Global soybean imports are primarily driven by China, accounting for around 62%. The US has traditionally been a major supplier to the Chinese soy market, but with the ongoing uncertainties around retaliatory tariffs, that status is shifting. Back in 2000, China’s soybean market was divided between Brazil with a 20% share and the US with about 50%. The recent figures paint a different story with Brazil accounting for an overwhelming 71% of China’s soy imports while US contributions have diminished to 21%.

This trading realignment due to tariff regulations strongly influences the paths taken by soft commodity supply chains. Further to this, the newly charted paths are causing environmental harm. The FAIRR Initiative’s Coller FAIRR Protein Producer Index reveals that Chinese corporates are far from transparent when it comes to deforestation; 75% of the Chinese firms on the Index do not have a dedicated target to prevent deforestation from soy production.
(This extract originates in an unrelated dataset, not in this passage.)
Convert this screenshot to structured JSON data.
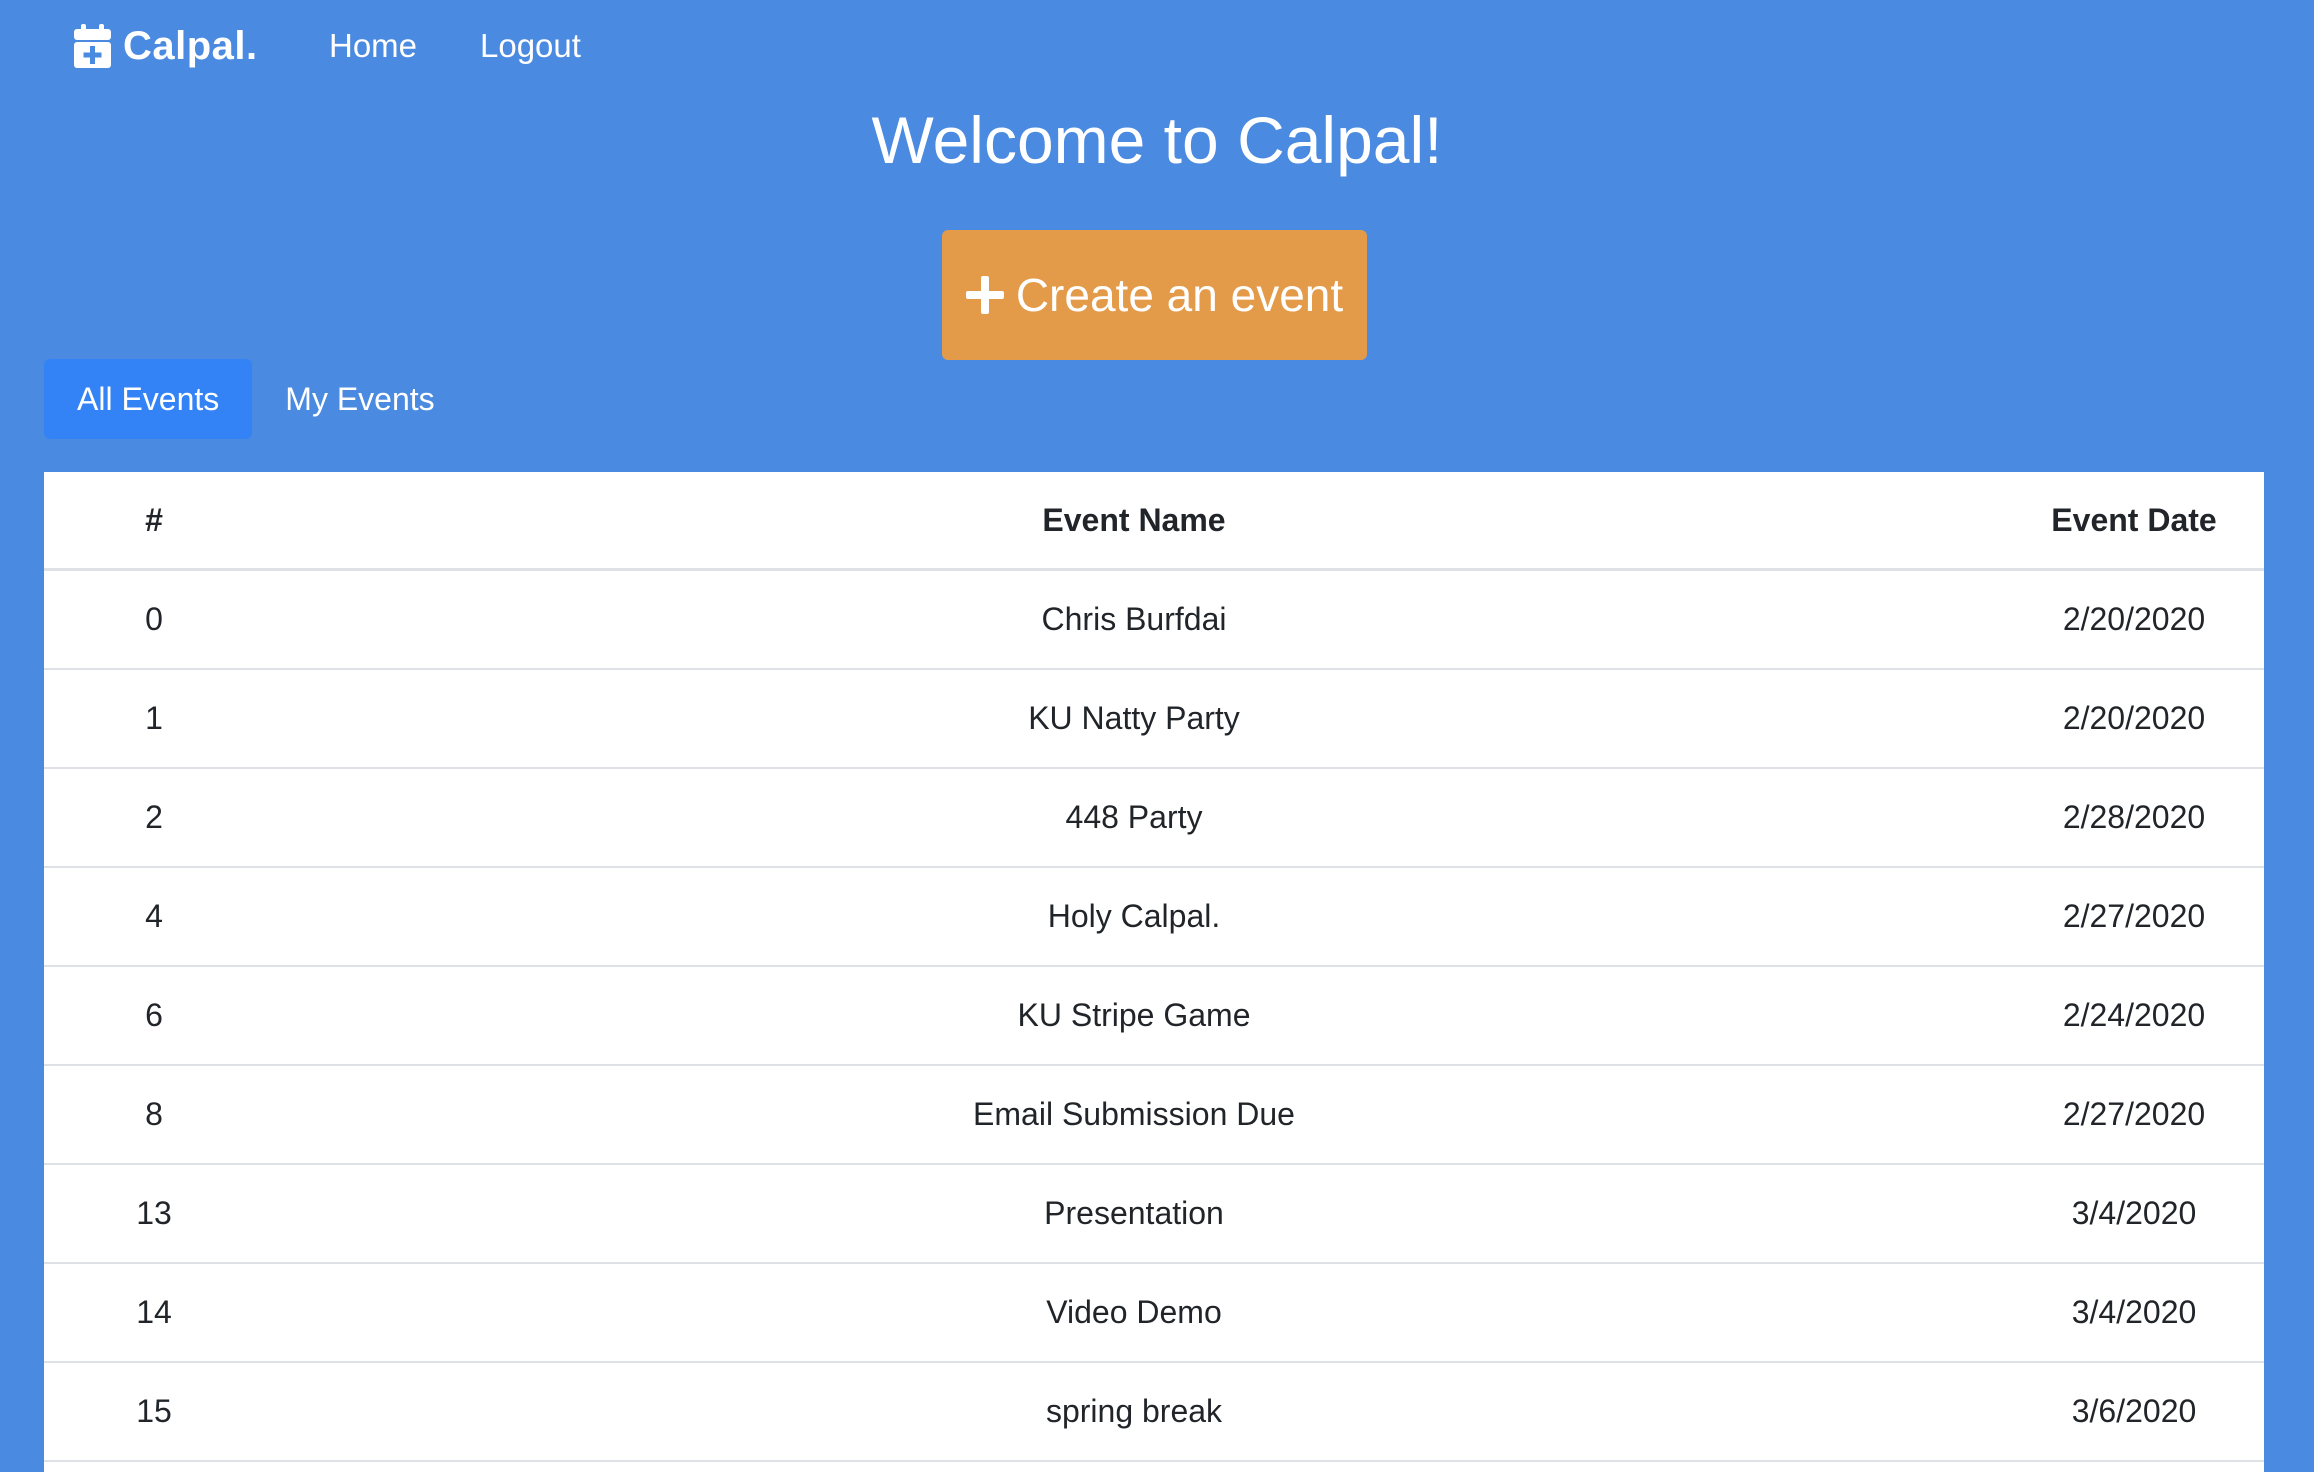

Deforestation not only intensifies the carbon emissions by releasing the carbon locked within trees into the atmosphere, it also creates hurdles for the local communities to cope with escalating temperatures by promoting drought conditions. For instance, severe drought conditions are becoming increasingly common in the Amazon, with an eye-watering 69% of municipalities reporting drought rates surpassing those of 2023.

Tariffs detract from the transformative actions needed to mitigate the impacts of climate change. It’s imperative for those in positions of power, in both the private and public sectors, to keep their focus unwavered on the long term alterations required to adapt to our warming planet and not to be distracted by the incidental commotion caused by tariffs.